Strain had predicted that around 200 people would apply for 2020 permits to grow hemp, with an estimated 80,000 acres of growing space. For growers that are granted their permits, they are required by law to abide by the following circumstances:
- THC testing fees capped at $250 annually.
- Individual licenses for hemp processors, hemp growers, hemp transporters, and hempseed producers.
- Licenses for processors and growers capped at $500 annually.
- 10-year bans that prohibit felons from entering the hemp industry.
Businesses Can Now Sell CBD
So far, around 1,500 businesses have been licensed to sell CBD by the Louisiana Alcohol and Tobacco Control board.

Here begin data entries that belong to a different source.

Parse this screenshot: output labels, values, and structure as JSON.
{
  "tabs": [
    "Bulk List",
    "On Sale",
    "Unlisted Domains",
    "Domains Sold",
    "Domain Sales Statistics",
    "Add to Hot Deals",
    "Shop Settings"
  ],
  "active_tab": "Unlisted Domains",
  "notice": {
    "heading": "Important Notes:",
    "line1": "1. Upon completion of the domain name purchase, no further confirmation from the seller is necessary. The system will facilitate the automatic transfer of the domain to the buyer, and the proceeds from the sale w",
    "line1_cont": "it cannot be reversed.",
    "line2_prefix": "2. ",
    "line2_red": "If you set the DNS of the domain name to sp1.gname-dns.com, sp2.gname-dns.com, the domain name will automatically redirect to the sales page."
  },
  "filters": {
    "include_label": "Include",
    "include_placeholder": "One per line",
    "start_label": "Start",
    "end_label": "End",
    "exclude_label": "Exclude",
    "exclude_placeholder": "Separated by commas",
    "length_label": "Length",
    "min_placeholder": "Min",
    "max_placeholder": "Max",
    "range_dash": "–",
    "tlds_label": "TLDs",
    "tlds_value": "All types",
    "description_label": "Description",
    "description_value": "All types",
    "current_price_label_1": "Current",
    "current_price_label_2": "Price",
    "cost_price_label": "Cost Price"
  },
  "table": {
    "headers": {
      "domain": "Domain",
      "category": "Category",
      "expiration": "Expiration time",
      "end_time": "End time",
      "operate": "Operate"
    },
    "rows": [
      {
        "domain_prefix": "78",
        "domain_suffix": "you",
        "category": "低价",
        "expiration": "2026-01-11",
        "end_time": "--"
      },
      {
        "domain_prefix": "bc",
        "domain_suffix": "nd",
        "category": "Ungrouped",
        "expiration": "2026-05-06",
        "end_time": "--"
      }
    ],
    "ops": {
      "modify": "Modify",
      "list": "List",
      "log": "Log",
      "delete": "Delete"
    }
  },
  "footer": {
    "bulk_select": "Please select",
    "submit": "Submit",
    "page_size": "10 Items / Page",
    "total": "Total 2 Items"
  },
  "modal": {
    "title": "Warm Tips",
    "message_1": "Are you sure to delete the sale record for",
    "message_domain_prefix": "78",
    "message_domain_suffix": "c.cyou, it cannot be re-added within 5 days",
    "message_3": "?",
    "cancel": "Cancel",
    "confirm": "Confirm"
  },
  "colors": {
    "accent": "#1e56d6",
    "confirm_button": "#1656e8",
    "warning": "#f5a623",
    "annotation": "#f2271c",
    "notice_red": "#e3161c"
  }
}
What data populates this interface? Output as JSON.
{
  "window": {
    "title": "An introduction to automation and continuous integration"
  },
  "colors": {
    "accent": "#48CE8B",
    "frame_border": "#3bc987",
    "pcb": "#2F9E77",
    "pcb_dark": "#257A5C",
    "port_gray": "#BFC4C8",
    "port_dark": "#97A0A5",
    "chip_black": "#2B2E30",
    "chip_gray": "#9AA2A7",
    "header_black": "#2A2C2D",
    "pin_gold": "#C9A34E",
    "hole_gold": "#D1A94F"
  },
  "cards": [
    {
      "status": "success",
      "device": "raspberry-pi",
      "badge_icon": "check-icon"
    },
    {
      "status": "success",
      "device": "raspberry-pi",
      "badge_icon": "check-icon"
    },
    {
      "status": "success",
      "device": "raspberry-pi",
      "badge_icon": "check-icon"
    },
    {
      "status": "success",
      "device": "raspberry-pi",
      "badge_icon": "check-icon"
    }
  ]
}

Applications for the licenses became available on June 17th, 2019.
This month, all temporary CBD licenses will expire in order for the permanent laws to go into effect. The cap price for retail permits are to be set at $175 per year.
Similar to the federal laws around the sale of CBD, Louisiana requires that a CBD product contain less than 0.3% THC in order to be sold. However, the state is maintaining its prohibition against smokable hemp and CBD-infused foods and beverages until they are approved and regulated as a dietary supplement.
For sales inside of the state, CBD products have two important requirements:
- Products must carry QR or bar codes to verify the product’s certificate of analysis.
- Products must carry a warning label reading: “This product has not been evaluated by the Food and Drug Administration and is not intended to diagnose, treat, cure or prevent any disease.”
With Louisiana beginning to license farmers and CBD firms to produce hemp, and with CBD being sold in so many stores already, Louisiana’s hemp industry should grow exponentially.
This piece of news comes during a time where the world of cannabis is constantly shifting and evolving, with Pennsylvania introducing a bill to legalize recreational marijuana just last week. The industry as a whole is on the upswing, so there seems to be only clear skies ahead for progressive states such as Louisiana.